Discipline, duty in a pandemic

almost 3 years in TT News day

THE EDITOR: Humanity has lived with covid19 for over a year. It has been a challenging time for all of us. Humans are by nature social beings, but we became vulnerable to an invisible threat that thrives on our interaction by being ourselves. Lockdowns began, physical distancing became a new normal, and masks went on. What strange times!
Pre-2020, could you imagine going into a bank without a facemask being a security liability? In such times, as we retreated into our personal space, I wrote early in the covid19 experience that we should reflect on ourselves and our direction as humanity. Sadly one year later we have not learned anything.
If we recognise that the spread of covid19 requires a belief in logical, factual data and translating this into personal action and responsibility, public health ordinances will be unnecessary. We would understand and embrace the benefit and risk conversation of vaccinations logically. We would defeat this unseen enemy with no respect for age, gender, ethnicity or political persuasion.
We should not need a law to tell us what to do, especially after one year of becoming pandemic experts through the lived experience. But our failure at personal discipline and responsibility and the resultant rise in numbers led to yet another public health ordinance and lockdown and unimaginable suffering. Therefore, I remind each of us that, ultimately, our discipline and personal responsibility will protect us.
As a medical doctor, the news of a lockdown is very mixed. As I battle with the professional decisions and challenges I have to make about covid19 while trying to force the fear of getting the virus or, worse yet, bringing it home to my older parents with comorbidities, I welcome any public health action that will flatten the curve.
But in my interaction with patients, I have seen the untold consequence it has on lives. Countless people are jobless, including people near and dear to me. In one night, they went from financially secure to vulnerable. In my professional capacity, single mothers have come to me desperate for social support. The children are home, and with no adult to supervise them, these mothers cannot go out and get a job in a nearly nonexistent market.
Children are robbed of friendships and social education and are forced to enter a virtual, emotionally disconnect world behind a screen. And what about those children who cannot afford a device or technological access? Well, they have fallen off the education grid completely. Their futures and fortunes have now changed, signalling that while lockdowns may bring covid19 numbers down eventually, we will live with the consequences of the past year for generations to come.
While personal discipline is the duty of every citizen in the country, our leaders have to rise to the occasion and meet the needs of the unseen and easily forgotten vulnerable in our country. Lockdowns cannot be reactive but should come with a plan to balance the long-term consequences with the essential short-term gains we need to keep virus numbers down and prevent healthcare collapse.
It is not acceptable to blame the population – you chose leadership and must have understood the culture of our people. It is not acceptable that we have not achieved technological connectivity one year after in the 21st century to provide our children access to education. And it is not sufficient that after one year, citizens of our nation are still locked out, with no clear plan or policy to return home to loved ones and interests within our borders.
Policymakers must utilise resources in some sustainable way to help our people because it belongs to all of us, represents a protective investment, and is not a charity. And we shift from a reactive response to this pandemic to a proactive one.

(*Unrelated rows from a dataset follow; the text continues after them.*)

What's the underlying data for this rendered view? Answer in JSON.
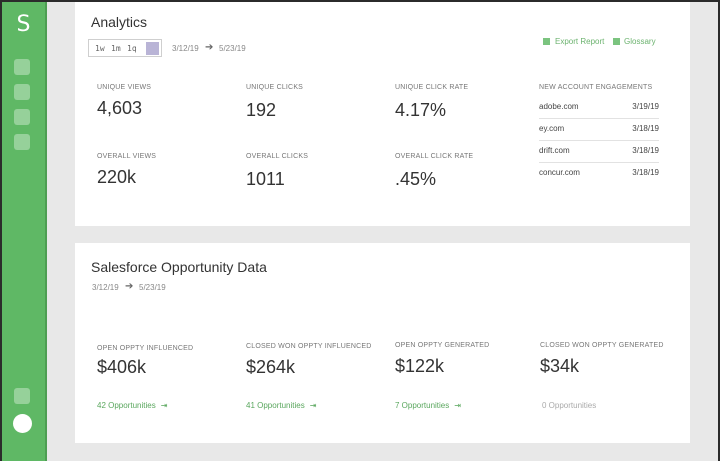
{
  "sidebar": {
    "logo": "S"
  },
  "analytics": {
    "title": "Analytics",
    "range_buttons": [
      "1w",
      "1m",
      "1q"
    ],
    "date_start": "3/12/19",
    "date_end": "5/23/19",
    "arrow": "➔",
    "export_label": "Export Report",
    "glossary_label": "Glossary",
    "metrics": [
      {
        "label": "UNIQUE VIEWS",
        "value": "4,603"
      },
      {
        "label": "UNIQUE CLICKS",
        "value": "192"
      },
      {
        "label": "UNIQUE CLICK RATE",
        "value": "4.17%"
      },
      {
        "label": "OVERALL VIEWS",
        "value": "220k"
      },
      {
        "label": "OVERALL CLICKS",
        "value": "1011"
      },
      {
        "label": "OVERALL CLICK RATE",
        "value": ".45%"
      }
    ],
    "engagements": {
      "title": "NEW ACCOUNT ENGAGEMENTS",
      "rows": [
        {
          "domain": "adobe.com",
          "date": "3/19/19"
        },
        {
          "domain": "ey.com",
          "date": "3/18/19"
        },
        {
          "domain": "drift.com",
          "date": "3/18/19"
        },
        {
          "domain": "concur.com",
          "date": "3/18/19"
        }
      ]
    }
  },
  "salesforce": {
    "title": "Salesforce Opportunity Data",
    "date_start": "3/12/19",
    "date_end": "5/23/19",
    "arrow": "➔",
    "items": [
      {
        "label": "OPEN OPPTY INFLUENCED",
        "value": "$406k",
        "link": "42 Opportunities",
        "link_arrow": "⇥"
      },
      {
        "label": "CLOSED WON OPPTY INFLUENCED",
        "value": "$264k",
        "link": "41 Opportunities",
        "link_arrow": "⇥"
      },
      {
        "label": "OPEN OPPTY GENERATED",
        "value": "$122k",
        "link": "7 Opportunities",
        "link_arrow": "⇥"
      },
      {
        "label": "CLOSED WON OPPTY GENERATED",
        "value": "$34k",
        "link": "0 Opportunities",
        "link_arrow": ""
      }
    ]
  }
}
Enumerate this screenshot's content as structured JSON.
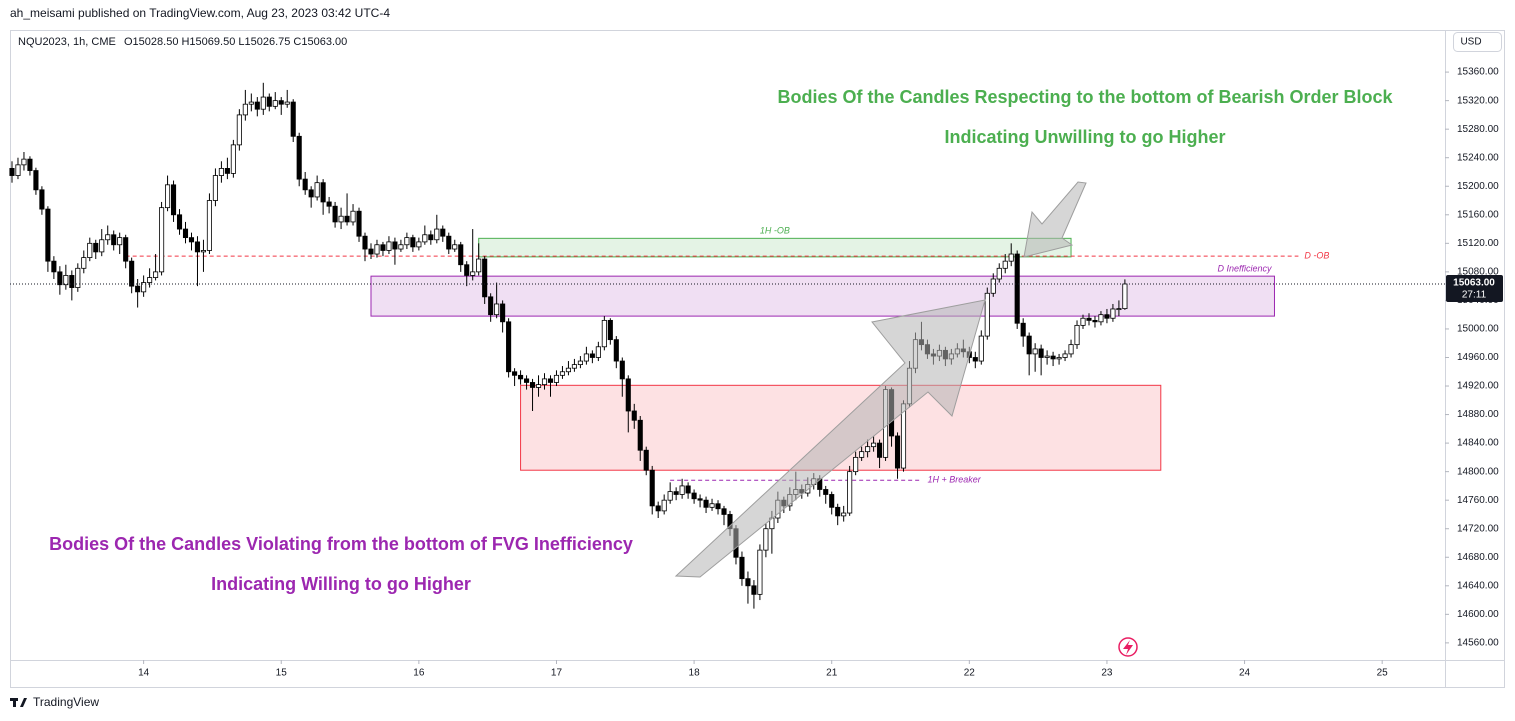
{
  "header": {
    "byline": "ah_meisami published on TradingView.com, Aug 23, 2023 03:42 UTC-4",
    "symbol": "NQU2023, 1h, CME",
    "ohlc": "O15028.50 H15069.50 L15026.75 C15063.00",
    "currency": "USD",
    "brand": "TradingView"
  },
  "chart_data": {
    "type": "candlestick",
    "open": [
      15225,
      15215,
      15230,
      15238,
      15222,
      15195,
      15168,
      15095,
      15080,
      15062,
      15075,
      15058,
      15085,
      15100,
      15120,
      15108,
      15125,
      15132,
      15118,
      15128,
      15095,
      15060,
      15052,
      15065,
      15072,
      15080,
      15170,
      15202,
      15160,
      15140,
      15128,
      15122,
      15108,
      15110,
      15180,
      15215,
      15225,
      15218,
      15258,
      15300,
      15315,
      15318,
      15308,
      15325,
      15312,
      15320,
      15315,
      15318,
      15270,
      15210,
      15195,
      15185,
      15205,
      15178,
      15172,
      15150,
      15158,
      15150,
      15165,
      15130,
      15112,
      15105,
      15118,
      15110,
      15122,
      15112,
      15118,
      15128,
      15115,
      15122,
      15132,
      15125,
      15140,
      15130,
      15112,
      15118,
      15090,
      15075,
      15080,
      15098,
      15045,
      15020,
      15035,
      15010,
      14940,
      14935,
      14930,
      14925,
      14918,
      14922,
      14930,
      14925,
      14935,
      14940,
      14945,
      14950,
      14955,
      14965,
      14960,
      14975,
      15012,
      14985,
      14955,
      14930,
      14885,
      14872,
      14830,
      14802,
      14752,
      14745,
      14760,
      14772,
      14768,
      14780,
      14770,
      14762,
      14760,
      14750,
      14755,
      14748,
      14740,
      14720,
      14680,
      14650,
      14640,
      14628,
      14690,
      14720,
      14735,
      14760,
      14752,
      14768,
      14775,
      14770,
      14782,
      14790,
      14775,
      14768,
      14750,
      14738,
      14742,
      14800,
      14820,
      14828,
      14835,
      14840,
      14820,
      14915,
      14850,
      14805,
      14895,
      14945,
      14985,
      14978,
      14965,
      14962,
      14970,
      14958,
      14965,
      14972,
      14968,
      14960,
      14955,
      14990,
      15050,
      15070,
      15085,
      15095,
      15105,
      15008,
      14990,
      14965,
      14972,
      14960,
      14962,
      14958,
      14960,
      14965,
      14978,
      15005,
      15015,
      15012,
      15010,
      15020,
      15015,
      15028,
      15028.5
    ],
    "high": [
      15235,
      15240,
      15248,
      15242,
      15226,
      15200,
      15172,
      15102,
      15088,
      15090,
      15082,
      15092,
      15110,
      15128,
      15125,
      15140,
      15145,
      15138,
      15135,
      15132,
      15100,
      15070,
      15075,
      15085,
      15105,
      15178,
      15215,
      15208,
      15168,
      15150,
      15135,
      15130,
      15125,
      15190,
      15225,
      15235,
      15240,
      15265,
      15308,
      15335,
      15330,
      15325,
      15345,
      15330,
      15332,
      15325,
      15335,
      15322,
      15275,
      15220,
      15200,
      15215,
      15210,
      15185,
      15178,
      15170,
      15190,
      15175,
      15170,
      15135,
      15120,
      15125,
      15122,
      15130,
      15128,
      15125,
      15135,
      15132,
      15128,
      15145,
      15138,
      15160,
      15145,
      15135,
      15125,
      15122,
      15095,
      15140,
      15120,
      15102,
      15050,
      15065,
      15040,
      15015,
      14945,
      14942,
      14935,
      14930,
      14935,
      14938,
      14935,
      14942,
      14948,
      14955,
      14958,
      14962,
      14975,
      14970,
      14982,
      15018,
      15015,
      14990,
      14960,
      14935,
      14895,
      14878,
      14835,
      14808,
      14758,
      14768,
      14785,
      14778,
      14790,
      14785,
      14775,
      14768,
      14765,
      14762,
      14760,
      14752,
      14745,
      14725,
      14688,
      14660,
      14648,
      14698,
      14728,
      14745,
      14772,
      14765,
      14778,
      14800,
      14782,
      14792,
      14798,
      14795,
      14780,
      14772,
      14755,
      14752,
      14808,
      14828,
      14835,
      14845,
      14850,
      14845,
      14920,
      14918,
      14855,
      14900,
      14955,
      14995,
      15010,
      14985,
      14972,
      14978,
      14975,
      14972,
      14980,
      14985,
      14975,
      14968,
      14998,
      15058,
      15078,
      15092,
      15105,
      15120,
      15110,
      15015,
      14995,
      14980,
      14978,
      14970,
      14968,
      14965,
      14970,
      14985,
      15012,
      15020,
      15022,
      15018,
      15025,
      15028,
      15035,
      15040,
      15069.5
    ],
    "low": [
      15205,
      15210,
      15222,
      15215,
      15188,
      15160,
      15080,
      15070,
      15048,
      15055,
      15040,
      15052,
      15078,
      15095,
      15098,
      15102,
      15118,
      15110,
      15105,
      15085,
      15050,
      15030,
      15045,
      15058,
      15068,
      15075,
      15165,
      15150,
      15132,
      15120,
      15110,
      15060,
      15080,
      15105,
      15172,
      15205,
      15210,
      15212,
      15250,
      15292,
      15305,
      15298,
      15300,
      15305,
      15308,
      15300,
      15310,
      15262,
      15200,
      15188,
      15170,
      15180,
      15160,
      15162,
      15142,
      15140,
      15145,
      15145,
      15122,
      15095,
      15098,
      15100,
      15102,
      15105,
      15090,
      15108,
      15112,
      15108,
      15110,
      15118,
      15118,
      15120,
      15122,
      15105,
      15108,
      15080,
      15060,
      15068,
      15075,
      15035,
      15010,
      15015,
      14995,
      14932,
      14920,
      14922,
      14915,
      14885,
      14905,
      14915,
      14905,
      14920,
      14930,
      14935,
      14940,
      14945,
      14950,
      14952,
      14955,
      14970,
      14978,
      14945,
      14905,
      14855,
      14860,
      14815,
      14795,
      14740,
      14735,
      14740,
      14755,
      14760,
      14762,
      14762,
      14755,
      14750,
      14742,
      14745,
      14740,
      14725,
      14710,
      14670,
      14640,
      14615,
      14608,
      14620,
      14680,
      14685,
      14728,
      14742,
      14745,
      14760,
      14762,
      14765,
      14775,
      14765,
      14755,
      14740,
      14725,
      14730,
      14738,
      14795,
      14815,
      14820,
      14828,
      14805,
      14815,
      14835,
      14790,
      14800,
      14890,
      14938,
      14970,
      14958,
      14950,
      14955,
      14948,
      14950,
      14960,
      14960,
      14952,
      14945,
      14950,
      14985,
      15045,
      15065,
      15078,
      15088,
      15000,
      14975,
      14935,
      14940,
      14935,
      14950,
      14948,
      14950,
      14955,
      14960,
      14972,
      15000,
      15005,
      15002,
      15005,
      15008,
      15010,
      15018,
      15026.75
    ],
    "close": [
      15215,
      15230,
      15238,
      15222,
      15195,
      15168,
      15095,
      15080,
      15062,
      15075,
      15058,
      15085,
      15100,
      15120,
      15108,
      15125,
      15132,
      15118,
      15128,
      15095,
      15060,
      15052,
      15065,
      15072,
      15080,
      15170,
      15202,
      15160,
      15140,
      15128,
      15122,
      15108,
      15110,
      15180,
      15215,
      15225,
      15218,
      15258,
      15300,
      15315,
      15318,
      15308,
      15325,
      15312,
      15320,
      15315,
      15318,
      15270,
      15210,
      15195,
      15185,
      15205,
      15178,
      15172,
      15150,
      15158,
      15150,
      15165,
      15130,
      15112,
      15105,
      15118,
      15110,
      15122,
      15112,
      15118,
      15128,
      15115,
      15122,
      15132,
      15125,
      15140,
      15130,
      15112,
      15118,
      15090,
      15075,
      15080,
      15098,
      15045,
      15020,
      15035,
      15010,
      14940,
      14935,
      14930,
      14925,
      14918,
      14922,
      14930,
      14925,
      14935,
      14940,
      14945,
      14950,
      14955,
      14965,
      14960,
      14975,
      15012,
      14985,
      14955,
      14930,
      14885,
      14872,
      14830,
      14802,
      14752,
      14745,
      14760,
      14772,
      14768,
      14780,
      14770,
      14762,
      14760,
      14750,
      14755,
      14748,
      14740,
      14720,
      14680,
      14650,
      14640,
      14628,
      14690,
      14720,
      14735,
      14760,
      14752,
      14768,
      14775,
      14770,
      14782,
      14790,
      14775,
      14768,
      14750,
      14738,
      14742,
      14800,
      14820,
      14828,
      14835,
      14840,
      14820,
      14915,
      14850,
      14805,
      14895,
      14945,
      14985,
      14978,
      14965,
      14962,
      14970,
      14958,
      14965,
      14972,
      14968,
      14960,
      14955,
      14990,
      15050,
      15070,
      15085,
      15095,
      15105,
      15008,
      14990,
      14965,
      14972,
      14960,
      14962,
      14958,
      14960,
      14965,
      14978,
      15005,
      15015,
      15012,
      15010,
      15020,
      15015,
      15028,
      15028.5,
      15063
    ],
    "up_color": "#ffffff",
    "down_color": "#000000",
    "wick_color": "#000000",
    "xlim": [
      -0.5,
      239.5
    ],
    "xticks": [
      {
        "value": 22,
        "label": "14"
      },
      {
        "value": 45,
        "label": "15"
      },
      {
        "value": 68,
        "label": "16"
      },
      {
        "value": 91,
        "label": "17"
      },
      {
        "value": 114,
        "label": "18"
      },
      {
        "value": 137,
        "label": "21"
      },
      {
        "value": 160,
        "label": "22"
      },
      {
        "value": 183,
        "label": "23"
      },
      {
        "value": 206,
        "label": "24"
      },
      {
        "value": 229,
        "label": "25"
      }
    ],
    "ylim": [
      14536,
      15419
    ],
    "yticks": [
      {
        "value": 14560,
        "label": "14560.00"
      },
      {
        "value": 14600,
        "label": "14600.00"
      },
      {
        "value": 14640,
        "label": "14640.00"
      },
      {
        "value": 14680,
        "label": "14680.00"
      },
      {
        "value": 14720,
        "label": "14720.00"
      },
      {
        "value": 14760,
        "label": "14760.00"
      },
      {
        "value": 14800,
        "label": "14800.00"
      },
      {
        "value": 14840,
        "label": "14840.00"
      },
      {
        "value": 14880,
        "label": "14880.00"
      },
      {
        "value": 14920,
        "label": "14920.00"
      },
      {
        "value": 14960,
        "label": "14960.00"
      },
      {
        "value": 15000,
        "label": "15000.00"
      },
      {
        "value": 15040,
        "label": "15040.00"
      },
      {
        "value": 15080,
        "label": "15080.00"
      },
      {
        "value": 15120,
        "label": "15120.00"
      },
      {
        "value": 15160,
        "label": "15160.00"
      },
      {
        "value": 15200,
        "label": "15200.00"
      },
      {
        "value": 15240,
        "label": "15240.00"
      },
      {
        "value": 15280,
        "label": "15280.00"
      },
      {
        "value": 15320,
        "label": "15320.00"
      },
      {
        "value": 15360,
        "label": "15360.00"
      }
    ],
    "last_price_label": "15063.00",
    "countdown": "27:11",
    "zones": [
      {
        "label": "1H -OB",
        "top": 15127,
        "bottom": 15101,
        "start": 78,
        "end": 177,
        "color": "#4caf50",
        "label_pos": "center"
      },
      {
        "label": "D Inefficiency",
        "top": 15074,
        "bottom": 15018,
        "start": 60,
        "end": 211,
        "color": "#9c27b0",
        "label_pos": "right"
      },
      {
        "top": 14921,
        "bottom": 14802,
        "start": 85,
        "end": 192,
        "color": "#f23645"
      }
    ],
    "levels": [
      {
        "label": "D -OB",
        "value": 15102,
        "start": 19,
        "end": 215,
        "color": "#f23645"
      },
      {
        "label": "1H + Breaker",
        "value": 14788,
        "start": 110,
        "end": 152,
        "color": "#9c27b0"
      }
    ],
    "annotations": [
      {
        "text": "Bodies Of the Candles Respecting to the bottom of Bearish Order Block",
        "color": "#4caf50"
      },
      {
        "text": "Indicating Unwilling to go Higher",
        "color": "#4caf50"
      },
      {
        "text": "Bodies Of the Candles Violating from the bottom of FVG Inefficiency",
        "color": "#9c27b0"
      },
      {
        "text": "Indicating Willing to go Higher",
        "color": "#9c27b0"
      }
    ]
  }
}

Scientists have long told us that pandemics are among the greatest threat to humanity, and in 2020 we came to realise this reality. So are we just going to react through this entire response until covid19 is over and hold on to hope that we will return to a normal that may never return?
Suppose after the covid19 pandemic a new pathogen emerges, what will we do then? Do not shoot down or dismiss every dissenting voice in a novel challenge; we are all students with no experts.
As I remind all of us, from the ordinary man to the leaders, of our responsibility, discipline and duty, I also say a prayer and wish all well. It is easy to sit and write a commentary, but leadership at this time is not desirable. The decisions are going to be hard ones always.
Therefore let us pray and support our healthcare workers who, in the conduct of duty, do not have the luxury to stay home or physically distant as they care for the ill.
Let us remember our vulnerability in our nation and pray for solutions to keep everyone well, both in the immediate and in the years to come. Let us pray that we will use evidence to guide our judgments. And last but not least, let us pray for our leaders, on all paths of the political spectrum, that they will conduct their duties safely and proactively.